Nada la detuvo, nada la cambió

Trabajar a los quince años de edad –desde 1904– dejará huella en Lucila. En Chile y en América, las mujeres luchan por su derecho al voto. Ella apoya sus demandas y va más lejos: pide igualdad salarial para hombre y mujeres que realicen igual trabajo. Defiende los derechos de los trabajadores, de los indígenas, de los campesinos. Aboga por una reforma agraria y por educación pública universal. Todo esto ocurre en el primer cuarto del siglo XX.

En 1925, invitada a participar en el Consejo Nacional de Mujeres, advierte que aceptará si participan también las sociedades obreras, para reflejar la realidad de las clases sociales de Chile. Dice: “La clase trabajadora no puede ser menos de la mitad de los representantes en una asamblea cualquiera, ella cubre la mitad de nuestro territorio, forma nuestras entrañas y nuestros huesos. Las otras clases son una especie de piel dorada que la recubre.” Muchos años después, enaltecida y laureada, reitera: “La clase dentro de la cual me siento, aquélla de la que espero más y a la que amo de corazón es la clase obrera.” No aceptó límites a sus propósitos, ni renunció a su esencia.

Consagrada por el Premio Nobel, reconocida a nivel internacional, editada en múltiples idiomas, homenajeada y honrada con cargos diplomáticos –es la primera mujer chilena en ejercerlos–, Gabriela Mistral sigue fiel a los principios que la llevaron, por intuición primero y por conocimientos después, a apoyar causas nobles y a denunciar injusticias.

Sigue con interés cuanto ocurre en el mundo. Mantiene correspondencia y amistad con intelectuales y líderes de diversos países. Define posiciones.

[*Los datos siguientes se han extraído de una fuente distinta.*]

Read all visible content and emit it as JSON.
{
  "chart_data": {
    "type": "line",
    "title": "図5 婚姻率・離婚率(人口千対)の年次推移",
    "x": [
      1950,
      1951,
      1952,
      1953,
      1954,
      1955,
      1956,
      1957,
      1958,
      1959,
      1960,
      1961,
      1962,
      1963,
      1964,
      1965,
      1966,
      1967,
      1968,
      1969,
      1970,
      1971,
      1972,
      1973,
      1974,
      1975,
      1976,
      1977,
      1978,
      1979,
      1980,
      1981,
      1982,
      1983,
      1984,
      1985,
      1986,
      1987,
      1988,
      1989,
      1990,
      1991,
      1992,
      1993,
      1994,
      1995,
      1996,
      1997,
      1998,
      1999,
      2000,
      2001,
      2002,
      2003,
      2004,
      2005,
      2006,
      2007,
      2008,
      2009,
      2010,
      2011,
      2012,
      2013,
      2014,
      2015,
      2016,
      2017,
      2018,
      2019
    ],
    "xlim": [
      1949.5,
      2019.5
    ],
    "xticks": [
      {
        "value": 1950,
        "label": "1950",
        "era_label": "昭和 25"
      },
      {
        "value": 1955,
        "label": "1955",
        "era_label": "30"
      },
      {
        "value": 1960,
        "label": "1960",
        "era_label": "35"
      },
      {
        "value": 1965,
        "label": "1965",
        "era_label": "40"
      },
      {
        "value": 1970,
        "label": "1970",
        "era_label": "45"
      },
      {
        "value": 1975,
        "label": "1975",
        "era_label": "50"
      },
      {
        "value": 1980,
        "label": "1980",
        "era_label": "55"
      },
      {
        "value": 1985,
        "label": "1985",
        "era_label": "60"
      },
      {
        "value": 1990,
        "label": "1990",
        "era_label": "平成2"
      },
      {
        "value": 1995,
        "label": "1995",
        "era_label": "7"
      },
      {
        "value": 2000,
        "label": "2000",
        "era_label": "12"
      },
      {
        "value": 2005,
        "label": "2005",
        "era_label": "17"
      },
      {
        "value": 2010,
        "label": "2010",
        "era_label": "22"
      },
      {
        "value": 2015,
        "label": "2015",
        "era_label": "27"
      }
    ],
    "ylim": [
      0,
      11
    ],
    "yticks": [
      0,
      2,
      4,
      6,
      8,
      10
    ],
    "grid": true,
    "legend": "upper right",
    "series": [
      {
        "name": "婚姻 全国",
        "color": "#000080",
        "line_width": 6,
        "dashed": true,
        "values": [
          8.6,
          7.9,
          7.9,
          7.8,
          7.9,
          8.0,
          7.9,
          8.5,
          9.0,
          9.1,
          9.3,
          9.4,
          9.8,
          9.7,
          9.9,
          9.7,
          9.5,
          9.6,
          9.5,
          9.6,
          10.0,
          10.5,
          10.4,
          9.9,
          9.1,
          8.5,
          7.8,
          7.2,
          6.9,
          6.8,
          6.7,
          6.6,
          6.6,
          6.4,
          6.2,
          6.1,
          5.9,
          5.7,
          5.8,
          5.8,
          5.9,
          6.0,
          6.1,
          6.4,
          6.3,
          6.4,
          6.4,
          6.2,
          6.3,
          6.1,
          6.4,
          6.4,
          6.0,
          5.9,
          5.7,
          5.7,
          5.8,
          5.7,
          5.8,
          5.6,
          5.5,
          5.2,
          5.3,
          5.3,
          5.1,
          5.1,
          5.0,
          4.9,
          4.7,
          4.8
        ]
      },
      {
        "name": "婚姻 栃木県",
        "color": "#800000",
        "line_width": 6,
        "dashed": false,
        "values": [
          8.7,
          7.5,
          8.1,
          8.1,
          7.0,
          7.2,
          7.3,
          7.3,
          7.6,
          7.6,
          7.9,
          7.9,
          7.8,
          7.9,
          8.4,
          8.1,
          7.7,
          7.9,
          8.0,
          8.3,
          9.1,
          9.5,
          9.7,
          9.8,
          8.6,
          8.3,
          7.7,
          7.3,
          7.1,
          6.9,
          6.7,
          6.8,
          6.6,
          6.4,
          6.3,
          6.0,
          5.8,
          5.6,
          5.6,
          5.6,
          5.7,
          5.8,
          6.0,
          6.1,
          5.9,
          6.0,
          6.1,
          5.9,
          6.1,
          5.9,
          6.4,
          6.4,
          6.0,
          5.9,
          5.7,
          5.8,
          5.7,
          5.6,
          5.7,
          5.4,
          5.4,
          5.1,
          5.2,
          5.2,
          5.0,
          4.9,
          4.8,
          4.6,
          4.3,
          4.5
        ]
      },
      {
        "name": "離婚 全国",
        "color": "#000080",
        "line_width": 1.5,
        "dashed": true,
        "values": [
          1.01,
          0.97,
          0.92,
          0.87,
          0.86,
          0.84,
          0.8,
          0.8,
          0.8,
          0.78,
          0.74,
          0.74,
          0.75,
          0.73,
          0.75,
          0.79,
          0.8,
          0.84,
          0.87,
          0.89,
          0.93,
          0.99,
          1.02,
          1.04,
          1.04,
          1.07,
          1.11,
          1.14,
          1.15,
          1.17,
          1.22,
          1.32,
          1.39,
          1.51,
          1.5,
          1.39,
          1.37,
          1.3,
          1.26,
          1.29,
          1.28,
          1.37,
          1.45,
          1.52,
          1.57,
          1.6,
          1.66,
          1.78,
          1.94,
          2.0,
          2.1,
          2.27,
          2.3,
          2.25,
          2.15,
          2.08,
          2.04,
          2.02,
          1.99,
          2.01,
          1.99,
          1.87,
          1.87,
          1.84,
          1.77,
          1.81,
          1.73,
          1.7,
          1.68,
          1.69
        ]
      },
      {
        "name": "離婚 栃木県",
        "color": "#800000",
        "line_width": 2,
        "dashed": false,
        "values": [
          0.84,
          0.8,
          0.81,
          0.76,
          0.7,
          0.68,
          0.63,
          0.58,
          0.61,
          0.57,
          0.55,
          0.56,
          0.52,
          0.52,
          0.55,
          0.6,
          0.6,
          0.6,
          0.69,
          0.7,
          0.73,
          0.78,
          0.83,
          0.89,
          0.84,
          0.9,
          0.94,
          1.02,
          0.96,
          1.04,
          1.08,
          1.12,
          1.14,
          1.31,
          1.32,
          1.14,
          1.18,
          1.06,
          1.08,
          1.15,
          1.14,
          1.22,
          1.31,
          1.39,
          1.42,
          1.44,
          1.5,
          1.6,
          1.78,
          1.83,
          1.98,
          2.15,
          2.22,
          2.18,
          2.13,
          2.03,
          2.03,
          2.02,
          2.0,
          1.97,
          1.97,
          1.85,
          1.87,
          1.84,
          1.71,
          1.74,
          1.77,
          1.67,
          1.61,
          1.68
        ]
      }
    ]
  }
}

Famosa y respetada, utiliza sus tribunas para apoyar abiertamente la lucha de Augusto Sandino contra la intervención estadunidense en Nicaragua. Afirma: “El general carga sobre sus hombros vigorosos de hombre rústico, sobre su espalda viril de herrero y forjador, con la honra de todos nosotros.” Y urge –en numerosos artículos de prensa publicados entre 1928 y 1930– a apoyar al que llama “pequeño ejército loco de voluntad de sacrificio”. Sandino la nombra “abanderada intelectual del sandinismo, benemérita del ejército de liberación”.

Se opone con fuerza al fascismo desde sus inicios. Critica a Mussolini, adhiere a la causa republicana durante la Guerra civil española y dona los derechos de autor de su libro Tala a los albergues catalanes para niños vascos huérfanos o desplazados por las fuerzas de Francisco Franco. No vuelve jamás a España.

En 1950, desde Veracruz –donde es cónsul de Chile– publica “La palabra maldita”, texto que recorre el mundo, en plena Guerra fría. Habla de la paz, “este vocablo tachado en los periódicos, este vocablo metido en un rincón, este monosílabo que nos está vedado como si fuera una palabra obscena”. Entretanto, escribe sin cesar: 379 poemas suyos son publicados. Hoy se sabe que existen al menos otros 150 inéditos.

Después de viajar por el mundo, se establece en California. Regresa brevemente a Chile en 1954 y recibe múltiples homenajes con sabor a desagravio: Desolación se publicó allí un año después que en Estados Unidos; el Premio Nacional de Literatura le fue otorgado seis años después de recibir el Premio Nobel.

En 1923 se erige en México una estatua de Gabriela Mistral en la escuela-hogar que lleva su nombre, décadas antes de que algo similar ocurra en Chile. En ese viaje y en ese año se publica el libro Lagar, la única de sus obras cuya primera edición es editada en Chile. (Su último libro, Poema de Chile, se publicará en 1967, diez años después de su muerte.) Su país, al que llenó de gloria, le ha sido esquivo.

Sabe que no regresará. Dispone en su testamento que todos los derechos de sus obras que se publiquen en Sudamérica sean destinados a los niños de Montegrande, donde se inició –cincuenta y dos años antes– como maestra rural.

Gabriela Mistral encarna lo que dice en sus versos y muere en tierra ajena, “de una muerte callada y extranjera”, el 10 de enero de 1957, en Nueva York.